While he watches the dog, I turn to his mother and find her eyes just inches from mine. I kiss slow and gentle, interlocking our lips. I hang there for a moment, feeling a crazy kind of closeness that I now share with two people. When we part, I say, “Thank you.”
“The kiss was that good?” she asks.
“For him,” I say, glancing up to Simon, who’s once again trying to fly away as he says “Ooh, ooh, ooh!”
“You helped. A little.” She squeezes my arm, and in that moment I decide I’ve had enough killing. Enough fighting. I might not be afraid to die, but there is no way I want to risk not being around for Simon or Maya. Her father hinted that Neuro might have a place for me. As a fellow company man, he knows what I do, more than Maya does, and if he says I can leave behind my days of violence, I might just take him up on it.

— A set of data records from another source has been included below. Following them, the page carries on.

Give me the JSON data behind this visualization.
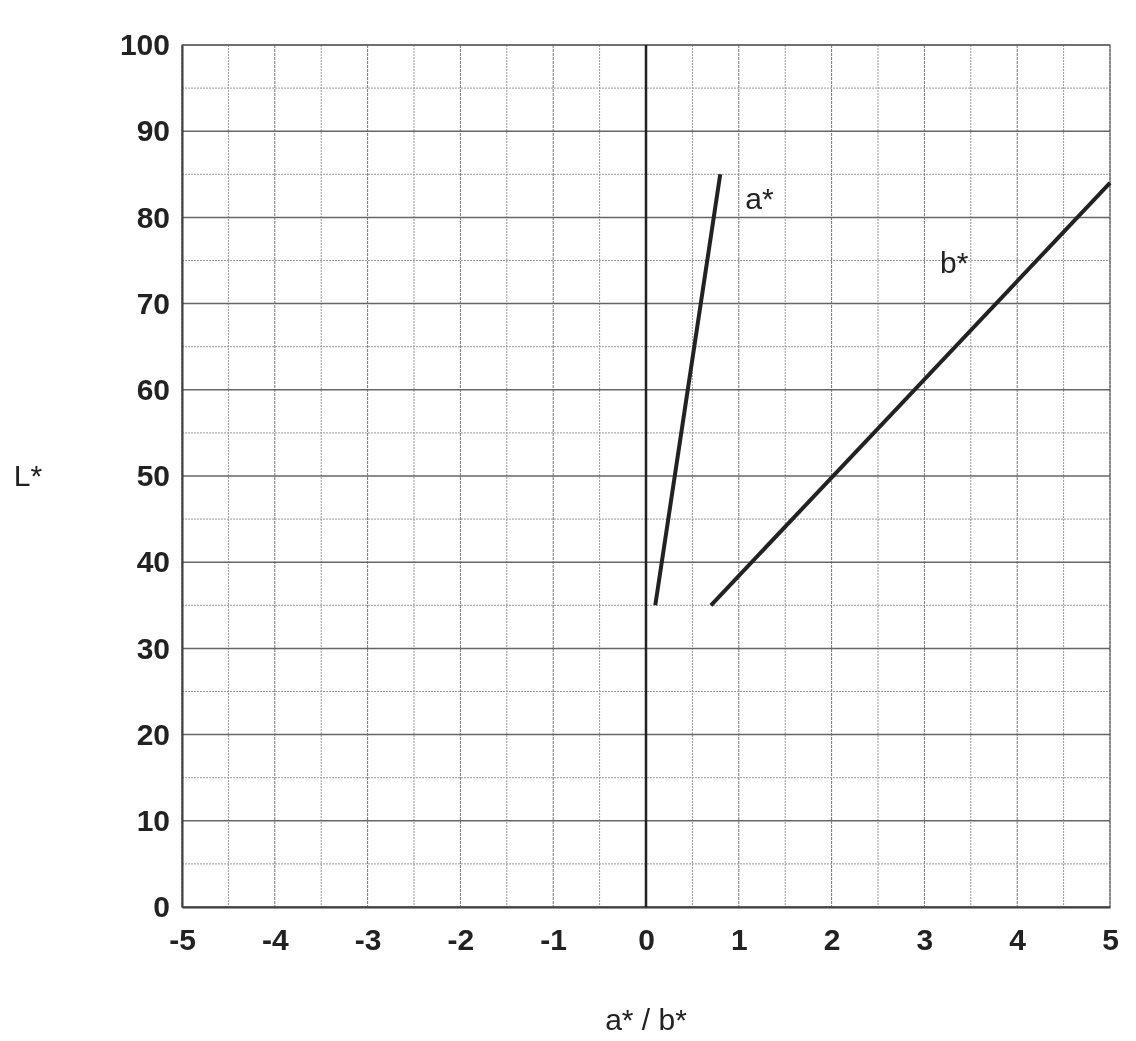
{
  "chart_data": {
    "type": "line",
    "xlabel": "a* / b*",
    "ylabel": "L*",
    "xlim": [
      -5,
      5
    ],
    "xticks": [
      -5,
      -4,
      -3,
      -2,
      -1,
      0,
      1,
      2,
      3,
      4,
      5
    ],
    "ylim": [
      0,
      100
    ],
    "yticks": [
      0,
      10,
      20,
      30,
      40,
      50,
      60,
      70,
      80,
      90,
      100
    ],
    "grid": true,
    "legend": false,
    "marker": "none",
    "line_style": "solid",
    "ref_lines": [
      {
        "axis": "x",
        "value": 0,
        "color": "#222222"
      }
    ],
    "series": [
      {
        "name": "a*",
        "color": "#222222",
        "x": [
          0.1,
          0.8
        ],
        "values": [
          35,
          85
        ]
      },
      {
        "name": "b*",
        "color": "#222222",
        "x": [
          0.7,
          5
        ],
        "values": [
          35,
          84
        ]
      }
    ]
  }
}
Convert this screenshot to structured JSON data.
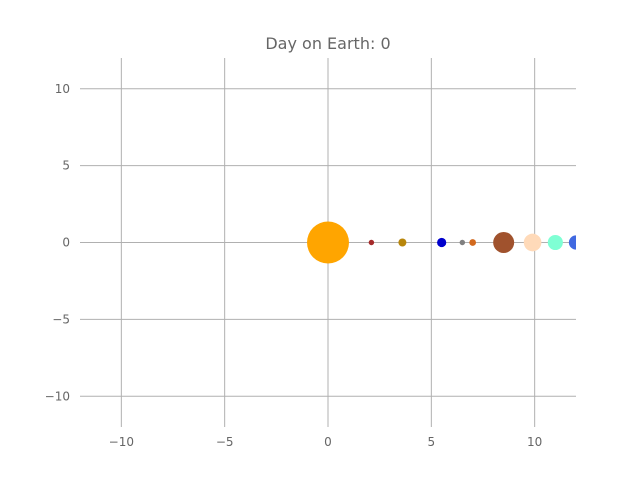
{
  "chart_data": {
    "type": "scatter",
    "title": "Day on Earth: 0",
    "xlabel": "",
    "ylabel": "",
    "xlim": [
      -12,
      12
    ],
    "ylim": [
      -12,
      12
    ],
    "x_ticks": [
      -10,
      -5,
      0,
      5,
      10
    ],
    "y_ticks": [
      -10,
      -5,
      0,
      5,
      10
    ],
    "x_tick_labels": [
      "−10",
      "−5",
      "0",
      "5",
      "10"
    ],
    "y_tick_labels": [
      "10",
      "5",
      "0",
      "−5",
      "−10"
    ],
    "grid": true,
    "points": [
      {
        "x": 0.0,
        "y": 0,
        "size": 1.0,
        "color": "#ffa500"
      },
      {
        "x": 2.1,
        "y": 0,
        "size": 0.13,
        "color": "#a52a2a"
      },
      {
        "x": 3.6,
        "y": 0,
        "size": 0.19,
        "color": "#b8860b"
      },
      {
        "x": 5.5,
        "y": 0,
        "size": 0.22,
        "color": "#0000cd"
      },
      {
        "x": 6.5,
        "y": 0,
        "size": 0.13,
        "color": "#808080"
      },
      {
        "x": 7.0,
        "y": 0,
        "size": 0.16,
        "color": "#d2691e"
      },
      {
        "x": 8.5,
        "y": 0,
        "size": 0.5,
        "color": "#a0522d"
      },
      {
        "x": 9.9,
        "y": 0,
        "size": 0.42,
        "color": "#ffdab9"
      },
      {
        "x": 11.0,
        "y": 0,
        "size": 0.36,
        "color": "#7fffd4"
      },
      {
        "x": 12.0,
        "y": 0,
        "size": 0.34,
        "color": "#4169e1"
      }
    ]
  }
}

I turn back up to Simon. He’s somehow managed to grab a fluffy white dandelion. He blows on it twice, mimicking what he’s seen Maya do several times already, and then stuffs the thing into his mouth. He looks down at us, a little shocked when his open mouth is suddenly full of clinging debris. The smile fades and tears quickly come. Laughing, Maya and I sit up, working together to clear the dandelion bits from his mouth, while distracting him from the confusing feeling ratcheting him up to a high-pitched scream.